| Version | Supported |
|---|---|
| Latest release | ✅ |
| Older releases | ❌ |
Only the latest published release receives security fixes. Please update before reporting.
MoleSurface is a desktop UI wrapper for tw93/mole. Our security surface covers:
- The Tauri application shell and Rust backend (
src-tauri/) - The React/TypeScript frontend (
src/) - GitHub Actions workflows (
.github/workflows/) - The install/update mechanism that downloads Mole binaries from GitHub Releases
Out of scope: Vulnerabilities in mole itself — report those at tw93/mole.
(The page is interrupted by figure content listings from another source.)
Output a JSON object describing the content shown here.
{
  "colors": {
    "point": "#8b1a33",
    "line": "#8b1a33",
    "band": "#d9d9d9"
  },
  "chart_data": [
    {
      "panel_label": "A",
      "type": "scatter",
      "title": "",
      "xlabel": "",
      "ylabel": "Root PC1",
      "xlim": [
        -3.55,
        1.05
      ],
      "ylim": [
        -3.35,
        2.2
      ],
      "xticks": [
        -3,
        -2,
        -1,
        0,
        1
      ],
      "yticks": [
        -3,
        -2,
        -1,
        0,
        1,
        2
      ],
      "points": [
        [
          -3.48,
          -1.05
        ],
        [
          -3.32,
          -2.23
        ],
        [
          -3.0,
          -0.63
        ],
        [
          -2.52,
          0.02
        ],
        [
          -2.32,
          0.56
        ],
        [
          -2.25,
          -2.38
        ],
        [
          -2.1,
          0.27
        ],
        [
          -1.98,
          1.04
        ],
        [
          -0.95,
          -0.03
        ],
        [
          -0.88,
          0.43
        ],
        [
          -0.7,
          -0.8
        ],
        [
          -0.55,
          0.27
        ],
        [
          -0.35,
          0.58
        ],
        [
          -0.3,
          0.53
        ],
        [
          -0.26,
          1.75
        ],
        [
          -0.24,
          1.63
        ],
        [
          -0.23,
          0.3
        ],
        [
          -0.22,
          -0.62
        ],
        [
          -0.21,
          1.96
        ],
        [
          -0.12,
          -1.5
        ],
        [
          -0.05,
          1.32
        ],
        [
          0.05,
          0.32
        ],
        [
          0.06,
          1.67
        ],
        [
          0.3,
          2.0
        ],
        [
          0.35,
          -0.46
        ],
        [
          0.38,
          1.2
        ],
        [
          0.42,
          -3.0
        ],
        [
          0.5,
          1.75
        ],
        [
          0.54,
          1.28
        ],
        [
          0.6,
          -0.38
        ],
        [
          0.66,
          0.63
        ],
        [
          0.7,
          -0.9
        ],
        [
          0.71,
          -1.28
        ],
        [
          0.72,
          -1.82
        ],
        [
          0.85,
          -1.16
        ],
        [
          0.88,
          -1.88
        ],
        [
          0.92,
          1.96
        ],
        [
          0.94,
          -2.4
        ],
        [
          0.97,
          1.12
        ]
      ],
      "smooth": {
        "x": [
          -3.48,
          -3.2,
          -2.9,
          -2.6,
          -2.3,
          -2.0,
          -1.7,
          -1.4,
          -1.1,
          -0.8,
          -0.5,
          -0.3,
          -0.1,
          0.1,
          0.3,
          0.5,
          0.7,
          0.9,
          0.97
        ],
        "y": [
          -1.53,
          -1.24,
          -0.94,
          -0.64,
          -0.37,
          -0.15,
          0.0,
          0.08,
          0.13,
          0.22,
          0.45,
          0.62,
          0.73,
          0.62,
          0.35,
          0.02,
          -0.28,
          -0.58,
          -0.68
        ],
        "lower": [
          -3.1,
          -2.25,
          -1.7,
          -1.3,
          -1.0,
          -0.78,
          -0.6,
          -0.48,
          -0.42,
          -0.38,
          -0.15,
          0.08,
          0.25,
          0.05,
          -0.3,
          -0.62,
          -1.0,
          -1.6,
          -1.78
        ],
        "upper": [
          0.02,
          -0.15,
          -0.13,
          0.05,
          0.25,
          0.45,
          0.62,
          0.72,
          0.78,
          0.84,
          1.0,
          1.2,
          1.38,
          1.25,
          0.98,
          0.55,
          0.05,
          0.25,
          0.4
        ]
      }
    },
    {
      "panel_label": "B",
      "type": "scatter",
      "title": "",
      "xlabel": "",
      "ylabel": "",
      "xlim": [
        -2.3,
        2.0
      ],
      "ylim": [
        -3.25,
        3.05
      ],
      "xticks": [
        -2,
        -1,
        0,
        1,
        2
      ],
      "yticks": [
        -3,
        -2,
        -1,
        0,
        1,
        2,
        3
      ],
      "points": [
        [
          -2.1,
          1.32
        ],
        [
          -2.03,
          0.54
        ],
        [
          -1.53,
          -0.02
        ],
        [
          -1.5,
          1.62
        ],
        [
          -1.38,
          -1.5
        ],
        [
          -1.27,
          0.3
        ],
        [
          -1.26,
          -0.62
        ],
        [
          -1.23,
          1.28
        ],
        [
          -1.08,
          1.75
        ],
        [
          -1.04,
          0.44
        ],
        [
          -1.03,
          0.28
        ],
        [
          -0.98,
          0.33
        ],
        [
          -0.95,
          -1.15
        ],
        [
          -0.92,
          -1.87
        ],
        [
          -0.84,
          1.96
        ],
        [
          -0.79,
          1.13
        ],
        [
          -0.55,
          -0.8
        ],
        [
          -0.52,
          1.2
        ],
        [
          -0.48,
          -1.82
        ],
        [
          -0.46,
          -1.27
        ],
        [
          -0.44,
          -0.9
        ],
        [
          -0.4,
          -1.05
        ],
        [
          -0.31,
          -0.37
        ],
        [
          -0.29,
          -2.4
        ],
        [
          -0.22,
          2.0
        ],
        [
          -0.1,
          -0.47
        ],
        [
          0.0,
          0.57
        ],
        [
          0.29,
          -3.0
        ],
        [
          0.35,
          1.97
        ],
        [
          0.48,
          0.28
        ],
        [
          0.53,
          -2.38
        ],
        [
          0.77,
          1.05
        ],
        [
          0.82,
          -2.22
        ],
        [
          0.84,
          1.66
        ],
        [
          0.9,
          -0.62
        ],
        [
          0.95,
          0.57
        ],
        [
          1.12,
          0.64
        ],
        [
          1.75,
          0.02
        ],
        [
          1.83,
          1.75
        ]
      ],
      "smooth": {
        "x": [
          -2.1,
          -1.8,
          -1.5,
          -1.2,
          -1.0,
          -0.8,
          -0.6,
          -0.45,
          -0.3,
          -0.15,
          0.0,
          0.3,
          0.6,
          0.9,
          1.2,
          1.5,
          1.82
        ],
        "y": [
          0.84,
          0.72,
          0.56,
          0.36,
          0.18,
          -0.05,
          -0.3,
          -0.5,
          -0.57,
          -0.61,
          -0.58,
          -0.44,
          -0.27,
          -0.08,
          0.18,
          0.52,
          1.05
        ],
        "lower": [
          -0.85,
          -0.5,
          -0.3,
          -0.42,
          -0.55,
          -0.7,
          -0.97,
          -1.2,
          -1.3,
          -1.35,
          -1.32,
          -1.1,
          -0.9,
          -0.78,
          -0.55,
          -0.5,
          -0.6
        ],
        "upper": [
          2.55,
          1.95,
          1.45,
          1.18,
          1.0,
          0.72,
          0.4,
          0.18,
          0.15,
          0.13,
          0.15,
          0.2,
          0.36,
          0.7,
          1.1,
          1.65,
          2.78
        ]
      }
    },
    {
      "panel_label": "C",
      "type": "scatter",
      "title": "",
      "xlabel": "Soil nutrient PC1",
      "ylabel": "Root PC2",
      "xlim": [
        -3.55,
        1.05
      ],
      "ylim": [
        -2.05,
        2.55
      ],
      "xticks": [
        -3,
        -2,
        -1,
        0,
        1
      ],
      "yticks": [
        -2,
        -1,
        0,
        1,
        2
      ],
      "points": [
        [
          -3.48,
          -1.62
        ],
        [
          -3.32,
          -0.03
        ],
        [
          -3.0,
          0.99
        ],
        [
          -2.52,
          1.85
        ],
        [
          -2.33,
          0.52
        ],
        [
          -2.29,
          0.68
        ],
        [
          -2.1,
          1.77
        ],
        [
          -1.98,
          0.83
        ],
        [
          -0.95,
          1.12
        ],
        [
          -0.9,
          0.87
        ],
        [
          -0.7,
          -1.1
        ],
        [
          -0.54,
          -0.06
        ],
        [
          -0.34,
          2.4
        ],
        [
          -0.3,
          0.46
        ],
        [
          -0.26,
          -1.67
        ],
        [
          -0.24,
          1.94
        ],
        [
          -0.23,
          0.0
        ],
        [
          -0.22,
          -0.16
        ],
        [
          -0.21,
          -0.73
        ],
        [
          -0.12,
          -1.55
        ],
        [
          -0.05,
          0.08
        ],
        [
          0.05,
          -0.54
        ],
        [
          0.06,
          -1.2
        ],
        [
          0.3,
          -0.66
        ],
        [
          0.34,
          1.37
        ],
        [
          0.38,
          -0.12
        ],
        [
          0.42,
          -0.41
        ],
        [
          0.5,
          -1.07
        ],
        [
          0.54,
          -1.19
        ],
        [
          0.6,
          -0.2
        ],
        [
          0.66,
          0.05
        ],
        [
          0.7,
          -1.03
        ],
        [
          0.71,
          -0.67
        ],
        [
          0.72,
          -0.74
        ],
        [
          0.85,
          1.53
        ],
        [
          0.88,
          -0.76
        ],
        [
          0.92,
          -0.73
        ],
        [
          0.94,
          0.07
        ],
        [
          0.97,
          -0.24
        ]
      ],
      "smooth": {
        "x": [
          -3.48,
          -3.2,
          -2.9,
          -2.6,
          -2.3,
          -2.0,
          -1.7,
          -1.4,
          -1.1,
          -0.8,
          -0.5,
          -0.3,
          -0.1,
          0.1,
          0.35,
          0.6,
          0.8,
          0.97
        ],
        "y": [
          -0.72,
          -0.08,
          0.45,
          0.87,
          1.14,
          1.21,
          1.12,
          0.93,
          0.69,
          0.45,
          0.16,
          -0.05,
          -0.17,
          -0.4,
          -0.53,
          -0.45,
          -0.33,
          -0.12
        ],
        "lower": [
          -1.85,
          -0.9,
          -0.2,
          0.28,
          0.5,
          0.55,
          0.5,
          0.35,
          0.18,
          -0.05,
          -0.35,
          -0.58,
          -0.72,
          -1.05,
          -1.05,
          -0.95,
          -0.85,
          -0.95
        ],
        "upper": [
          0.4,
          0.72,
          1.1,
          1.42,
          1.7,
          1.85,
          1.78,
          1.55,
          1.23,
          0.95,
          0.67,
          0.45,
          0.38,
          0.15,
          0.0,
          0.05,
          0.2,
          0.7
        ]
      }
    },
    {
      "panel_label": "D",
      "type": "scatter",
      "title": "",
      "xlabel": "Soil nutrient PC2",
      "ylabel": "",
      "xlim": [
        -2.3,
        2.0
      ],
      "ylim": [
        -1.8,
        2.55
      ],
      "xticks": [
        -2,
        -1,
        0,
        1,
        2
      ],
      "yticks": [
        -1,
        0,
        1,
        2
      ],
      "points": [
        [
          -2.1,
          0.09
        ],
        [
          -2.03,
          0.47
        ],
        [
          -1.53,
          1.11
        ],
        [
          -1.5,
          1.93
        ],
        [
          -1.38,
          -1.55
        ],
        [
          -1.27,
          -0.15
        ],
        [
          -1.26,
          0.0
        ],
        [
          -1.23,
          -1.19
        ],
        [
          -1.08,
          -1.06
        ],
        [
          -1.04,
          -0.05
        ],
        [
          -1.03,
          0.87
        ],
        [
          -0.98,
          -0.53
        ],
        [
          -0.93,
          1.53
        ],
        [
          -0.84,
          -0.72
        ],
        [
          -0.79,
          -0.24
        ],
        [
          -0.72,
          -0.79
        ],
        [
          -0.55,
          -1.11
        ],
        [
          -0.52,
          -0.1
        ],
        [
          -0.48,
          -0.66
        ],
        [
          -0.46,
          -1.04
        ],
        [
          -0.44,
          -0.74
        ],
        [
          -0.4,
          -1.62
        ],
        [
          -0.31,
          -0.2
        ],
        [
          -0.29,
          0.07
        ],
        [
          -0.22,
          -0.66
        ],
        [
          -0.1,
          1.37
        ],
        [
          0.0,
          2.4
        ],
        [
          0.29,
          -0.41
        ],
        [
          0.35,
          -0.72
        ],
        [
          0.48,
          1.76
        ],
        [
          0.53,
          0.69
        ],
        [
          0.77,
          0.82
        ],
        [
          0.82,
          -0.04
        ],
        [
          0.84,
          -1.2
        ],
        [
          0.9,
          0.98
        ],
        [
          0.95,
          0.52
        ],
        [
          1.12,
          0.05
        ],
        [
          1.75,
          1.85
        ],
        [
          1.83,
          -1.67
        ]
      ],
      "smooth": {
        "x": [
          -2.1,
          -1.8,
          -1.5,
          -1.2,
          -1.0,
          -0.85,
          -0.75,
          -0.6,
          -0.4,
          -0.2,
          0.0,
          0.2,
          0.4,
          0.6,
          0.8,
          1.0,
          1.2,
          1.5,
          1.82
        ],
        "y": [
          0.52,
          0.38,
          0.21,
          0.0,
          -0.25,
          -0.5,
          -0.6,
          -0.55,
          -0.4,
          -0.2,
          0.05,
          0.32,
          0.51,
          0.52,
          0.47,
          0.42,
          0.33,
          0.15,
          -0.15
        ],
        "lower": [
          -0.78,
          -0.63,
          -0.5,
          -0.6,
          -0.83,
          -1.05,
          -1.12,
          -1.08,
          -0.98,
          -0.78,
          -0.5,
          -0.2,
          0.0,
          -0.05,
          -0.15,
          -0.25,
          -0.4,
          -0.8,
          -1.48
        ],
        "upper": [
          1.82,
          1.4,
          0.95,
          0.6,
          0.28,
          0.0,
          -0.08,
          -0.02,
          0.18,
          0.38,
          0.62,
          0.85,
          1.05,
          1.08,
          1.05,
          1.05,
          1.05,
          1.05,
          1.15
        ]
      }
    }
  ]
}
Please do not open a public GitHub issue for security vulnerabilities.
- Go to Security → Report a vulnerability on this repository
- Fill in the advisory form with:
- A clear description of the vulnerability
- Steps to reproduce
- Potential impact
- Suggested fix (optional)
You will receive an acknowledgement within 48 hours and a status update within 7 days.
| Timeline | Action |
|---|---|
| 48 hours | Acknowledgement of your report |
| 7 days | Initial assessment and severity triage |
| 30 days | Fix released (critical/high) or timeline communicated |
If a fix is released, you will be credited in the release notes unless you prefer to remain anonymous.
MoleSurface downloads the mo binary directly from GitHub Releases (https://github.com/tw73/mole/releases). The download:
- Uses HTTPS only (enforced by Tauri's HTTP plugin)
- Targets the official
tw73/molerepository - Is stored at
~/.molesurface/bin/mo
The app's capabilities are intentionally minimal (src-tauri/capabilities/default.json):
- Filesystem: scoped to
~/.molesurface/only - HTTP: used exclusively for GitHub API calls and binary downloads
- Shell: no shell plugin; all process spawning is done via explicit Rust commands
The admin mode (Clean/Optimize pages) uses a temporary SUDO_ASKPASS script in /tmp to invoke a native macOS password dialog. The script is deleted immediately after use. No passwords are stored or transmitted.